A reliable savings plan symbolises a well-managed financial portfolio. It ensures future financial security and helps you easily reach several financial targets.
Since the market is loaded with multiple varieties of savings plans, it might feel a bit overwhelming to decide which one to select. However, we have elucidated certain significant factors that you need to consider to ensure a smooth selection.

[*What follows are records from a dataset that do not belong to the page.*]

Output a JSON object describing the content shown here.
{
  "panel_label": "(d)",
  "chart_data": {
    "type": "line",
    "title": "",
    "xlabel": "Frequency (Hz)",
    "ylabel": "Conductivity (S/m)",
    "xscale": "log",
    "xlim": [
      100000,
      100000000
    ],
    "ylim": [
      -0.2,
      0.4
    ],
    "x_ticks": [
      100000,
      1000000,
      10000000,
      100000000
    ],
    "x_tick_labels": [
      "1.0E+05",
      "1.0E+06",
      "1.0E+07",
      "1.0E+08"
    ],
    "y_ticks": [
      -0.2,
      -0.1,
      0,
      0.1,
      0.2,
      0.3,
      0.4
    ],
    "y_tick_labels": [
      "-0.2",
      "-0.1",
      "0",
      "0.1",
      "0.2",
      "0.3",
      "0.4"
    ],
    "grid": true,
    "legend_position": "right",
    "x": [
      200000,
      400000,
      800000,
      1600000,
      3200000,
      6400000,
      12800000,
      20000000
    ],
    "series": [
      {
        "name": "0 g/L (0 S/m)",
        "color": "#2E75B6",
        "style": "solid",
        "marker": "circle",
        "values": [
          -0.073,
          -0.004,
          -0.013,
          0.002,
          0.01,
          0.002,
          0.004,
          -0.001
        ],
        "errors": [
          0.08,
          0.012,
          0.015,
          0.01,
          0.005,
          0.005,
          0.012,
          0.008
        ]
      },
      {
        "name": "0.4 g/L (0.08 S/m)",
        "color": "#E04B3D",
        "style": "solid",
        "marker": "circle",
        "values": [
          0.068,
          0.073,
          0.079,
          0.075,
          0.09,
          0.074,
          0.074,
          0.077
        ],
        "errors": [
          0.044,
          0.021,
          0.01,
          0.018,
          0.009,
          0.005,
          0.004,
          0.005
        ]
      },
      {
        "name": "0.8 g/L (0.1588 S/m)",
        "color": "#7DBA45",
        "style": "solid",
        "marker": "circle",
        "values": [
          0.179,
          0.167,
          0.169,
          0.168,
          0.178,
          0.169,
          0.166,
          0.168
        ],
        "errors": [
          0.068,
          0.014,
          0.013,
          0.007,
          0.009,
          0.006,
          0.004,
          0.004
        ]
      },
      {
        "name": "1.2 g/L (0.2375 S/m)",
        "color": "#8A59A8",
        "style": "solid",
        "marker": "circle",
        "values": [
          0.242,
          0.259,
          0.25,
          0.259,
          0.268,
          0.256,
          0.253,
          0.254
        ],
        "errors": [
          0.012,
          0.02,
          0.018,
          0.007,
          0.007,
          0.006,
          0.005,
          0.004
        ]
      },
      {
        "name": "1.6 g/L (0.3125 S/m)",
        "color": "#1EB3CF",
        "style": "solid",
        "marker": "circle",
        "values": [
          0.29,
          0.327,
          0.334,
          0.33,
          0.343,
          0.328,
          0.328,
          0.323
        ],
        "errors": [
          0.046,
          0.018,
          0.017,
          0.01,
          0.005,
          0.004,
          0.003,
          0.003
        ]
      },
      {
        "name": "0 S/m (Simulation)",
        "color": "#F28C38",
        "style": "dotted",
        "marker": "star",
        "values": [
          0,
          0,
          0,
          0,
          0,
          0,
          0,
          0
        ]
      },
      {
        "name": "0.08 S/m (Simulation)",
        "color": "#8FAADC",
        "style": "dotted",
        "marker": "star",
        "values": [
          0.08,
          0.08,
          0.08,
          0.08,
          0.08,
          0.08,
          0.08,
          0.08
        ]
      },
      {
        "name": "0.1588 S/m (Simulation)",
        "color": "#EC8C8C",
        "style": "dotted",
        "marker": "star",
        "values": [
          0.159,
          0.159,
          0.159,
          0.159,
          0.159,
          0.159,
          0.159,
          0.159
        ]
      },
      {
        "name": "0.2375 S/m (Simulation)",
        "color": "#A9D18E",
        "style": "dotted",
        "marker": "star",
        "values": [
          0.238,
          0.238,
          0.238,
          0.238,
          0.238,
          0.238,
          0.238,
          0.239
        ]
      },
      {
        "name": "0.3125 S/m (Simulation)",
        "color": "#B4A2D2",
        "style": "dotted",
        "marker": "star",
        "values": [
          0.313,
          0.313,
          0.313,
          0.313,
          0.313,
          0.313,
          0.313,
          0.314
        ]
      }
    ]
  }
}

Factors to consider while selecting the best long-term savings plan
The essential factors that you need to consider while making your long-term savings plan selection include the following:
- Financial goals:
Assessing your true financial goals is very crucial to deciding how much savings you require. The targets can be varied like funding your children’s education, buying a house, foreign trips, marriage, etc. You might also wish to secure the financial future of your beloved family despite your absence. All these targets must be crystal clear in your mind to ensure a smooth planning process. - Risk and reward:
Your savings plans must include reliable investment options, combining both rewards and risks. Before investing, you must be careful about your risk tolerance capacity. Ensure to maintain a proper balance between your risks and rewards. - Liquidity:
Financial emergencies might appear at any time for various reasons. It is best to stay prepared for such contingencies beforehand, ensuring a balanced financial portfolio. Ideally, a long-term savings plan offers enough liquidity to handle such emergencies. Your chosen investment option must consider both your current and future liquidity needs. - Tax efficiency:
Tax benefits associated with any investment option are critical. Several options like life insurance, health insurance, etc., allow tax benefits. If you invest in these sorts of plans, you can enjoy both security and tax benefits. If you pay a 30 lakh term insurance premium, you will receive tax deductions up to INR 1.5 lakhs/annum u/s 80C of the IT Act. - Investment diversity:
An ideal long-term savings plan allows you to diversify all your funds across several products. Such balanced diversification reduces the risks associated with investments and ensures better wealth building in the long run. However, critical evaluation is essential so that it aligns with your financial goals to ensure the desired outcome. - Performance:
You must regularly monitor the performance of your investments. This will help you to review the situation so that you can make the necessary alterations required and applicable to fulfil your targets. - Eligibility:
Ensure that all the relevant eligibility criteria are fulfilled while investing. Every long-term investment is associated with a premium payable amount maintaining a specific schedule. This must not burden your budget and must align with your goals. - Terms and conditions:
Before purchasing any investment plan, you must be well aware of all the associated terms and conditions. Clarify all your doubts and ambiguities from authentic sources like the company authorities or professional advisors before finalising. - Investment tenure:
Your chosen investment options must align with your financial targets, which will be timed differently. Ideally, a reliable savings plan will smoothly handle both short-term and long-term targets. The duration of investment is also very crucial to fulfil the objectives timely.
Features of savings plans
The nature of the concerned savings plan determines its unique features. A rightly selected savings plan will allow you to withdraw a part of your investment for short-term goals and maintain the rest for the long term. A fixed tenure savings plan may range between 5 and 10 years or 25 and 35 years, depending on the type of plan chosen,
Therefore, your savings plan must allow comprehensive coverage with financial security and alternatives. However, consider all the benefits and drawbacks of the plan before finalising it.
- Flexibility in a Savings Plan
While investing in a long-term savings plan, it is crucial to consider the plan’s flexibility. This means you can withdraw funds during emergencies. Such flexibility reduces the overall risks.
However, in the case of any tax-saving instrument, it is better to hold it for long uninterruptedly to ensure a better outcome.
- Cost
Usually, savings plans are cheap with nominal handling costs. If you snip the entire capital as an expense, the accumulated capital will naturally reduce in future. So, making the right choice and understanding all the associated costs is crucial. Moreover, these prices are so negligible that they hardly make any impact in the long run, making it an ideal avenue for wealth creation.
Conclusion
A well-planned and well-executed savings plan aids you in more ways than one. It boosts the overall financial planning and ensures you maintain a balanced, reliable and flexible portfolio, allowing tax benefits when applicable. You must ensure to make a critical assessment of your targets and requirements before you make your final choice.